CRC: Agora fala-se muito de Laúca. Um dos principais problemas de Angola, e de África em geral, é o problema da falta de energia. De alguma maneira Laúca vai ajudar a reduzir os problemas que nós temos em termos de energia. Claramente que estamos longe de poder dizer que Laúca é a solução. O país vai continuar muito deficitário em termos de energia. Mas - sem dúvida nenhuma - é uma obra interessante e imponente...


DW África: ...é também uma obra bastante cara! Uma obra que foi encomendada pelo Estado angolano por 4,3 mil milhões de dólares, envolvendo financiamento da linha de crédito do Brasil, não é assim?
CRC: De facto, no caso das obras públicas angolanas devemos também discutir os preços. Nós olhamos para as obras, sobretudo em momentos de inauguração, e muitas vezes ninguém fala dos preços. Mas é um debate absolutamente necessário e Laúca ficou cara, mais caro que o previsto: fala-se em 4,5 mil milhões de dólares. E isso está bastante acima do que são os padr­ões internacionais para barragens desse tipo.

 

DW África: José Eduardo dos Santos também é responsável pela construção de vários estádios de futebol para o CAN 2010...
CRC: Certo. E sabemos que a maior parte deles estão condenados ao abandono. Acresce que aqueles que recebem jogos estão completamente às moscas! Apesar de tudo ainda é muito cedo para um balanço final. Vamos esperar pelo fim da história para saber concretamente qual o lugar que o presidente José Eduardo dos Santos vai ocupar em Angola, sendo que será provavelmente um lugar de destaque...

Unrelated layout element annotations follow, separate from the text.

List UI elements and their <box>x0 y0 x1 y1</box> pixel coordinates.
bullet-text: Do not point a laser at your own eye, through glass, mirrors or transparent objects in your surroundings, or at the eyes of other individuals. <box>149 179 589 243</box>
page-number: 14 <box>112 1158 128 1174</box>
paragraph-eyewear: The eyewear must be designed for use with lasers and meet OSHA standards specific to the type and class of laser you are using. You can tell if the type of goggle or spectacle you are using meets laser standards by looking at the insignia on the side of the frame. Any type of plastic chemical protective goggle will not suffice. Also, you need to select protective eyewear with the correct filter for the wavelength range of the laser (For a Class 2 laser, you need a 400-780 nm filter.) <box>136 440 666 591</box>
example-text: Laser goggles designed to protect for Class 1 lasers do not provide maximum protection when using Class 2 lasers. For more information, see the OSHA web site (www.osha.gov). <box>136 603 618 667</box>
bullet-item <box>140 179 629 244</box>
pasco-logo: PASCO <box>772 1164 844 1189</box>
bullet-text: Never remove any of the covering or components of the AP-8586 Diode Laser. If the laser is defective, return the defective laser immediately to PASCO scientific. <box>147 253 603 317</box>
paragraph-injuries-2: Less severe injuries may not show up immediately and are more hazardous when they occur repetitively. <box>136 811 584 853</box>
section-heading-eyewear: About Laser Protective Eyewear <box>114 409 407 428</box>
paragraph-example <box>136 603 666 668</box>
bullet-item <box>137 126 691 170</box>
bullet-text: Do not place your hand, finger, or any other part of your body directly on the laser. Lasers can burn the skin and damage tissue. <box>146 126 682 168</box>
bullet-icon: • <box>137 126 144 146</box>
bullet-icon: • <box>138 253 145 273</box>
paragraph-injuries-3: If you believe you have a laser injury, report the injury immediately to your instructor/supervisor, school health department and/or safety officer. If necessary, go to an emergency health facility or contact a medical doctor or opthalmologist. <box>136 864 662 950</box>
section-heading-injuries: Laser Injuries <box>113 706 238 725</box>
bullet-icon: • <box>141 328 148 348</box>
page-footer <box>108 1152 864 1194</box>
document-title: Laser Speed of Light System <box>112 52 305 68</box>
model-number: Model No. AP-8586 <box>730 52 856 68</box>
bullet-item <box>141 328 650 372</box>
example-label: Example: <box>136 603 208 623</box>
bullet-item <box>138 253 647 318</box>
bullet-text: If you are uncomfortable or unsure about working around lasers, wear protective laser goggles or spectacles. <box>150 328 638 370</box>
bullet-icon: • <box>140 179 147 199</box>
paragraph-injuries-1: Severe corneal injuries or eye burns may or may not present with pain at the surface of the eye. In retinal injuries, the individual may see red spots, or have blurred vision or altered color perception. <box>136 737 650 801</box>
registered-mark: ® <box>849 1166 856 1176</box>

DW África: Soube-se há dias que o Governo angolano vai entregar a operação e manutenção de três barragens aos brasileiros da Odebrecht, por mais de 830 milhões de euros, conforme despacho do Presidente, José Eduardo do Santos, de 1 de agosto. Houve transparência na adjudicação deste e de outros contratos?
CRC: Eu sou uma pessoa muito interessada nesses assuntos, dirijo o melhor jornal de Angola de economia, mas eu não sabia disso! Está a dar-me uma novidade. O facto de eu não saber diz bem da falta de transparência! É um hábito antigo em Angola que as adjudicações são feitas diretamente e não via concurso público. Eu não sei que tipo de ajuste foi feito exatamente, mas presumo que tenha sido feito um ajuste direto. Esse é um dos problemas de Angola! Os ajustes que são feitos são quase sempre diretos! Foi a Odebrecht que construiu agora a barragem de Laúca. A barragem de Laúca foi construída graças a uma linha de crédito do Brasil. Nós aqui em Angola andamos muito à volta disto! Quer dizer: nós não nos financiamos nos mercados internacionais, nós financiamo-nos com linhas de crédito Estado a Estado. Essas linhas de crédito, embora ajudem a fazer as obras, têm um custo muito elevado para Angola. E aqui, provavelmente, temos um desses casos: quem financia a barragem de Laúca é o Brasil. O Brasil exige, naturalmente, que sejam empresas brasileiras a fazer a barragem. Depois são também empresas brasileiras que acabam por ficar com o contrato, como acaba de me dizer...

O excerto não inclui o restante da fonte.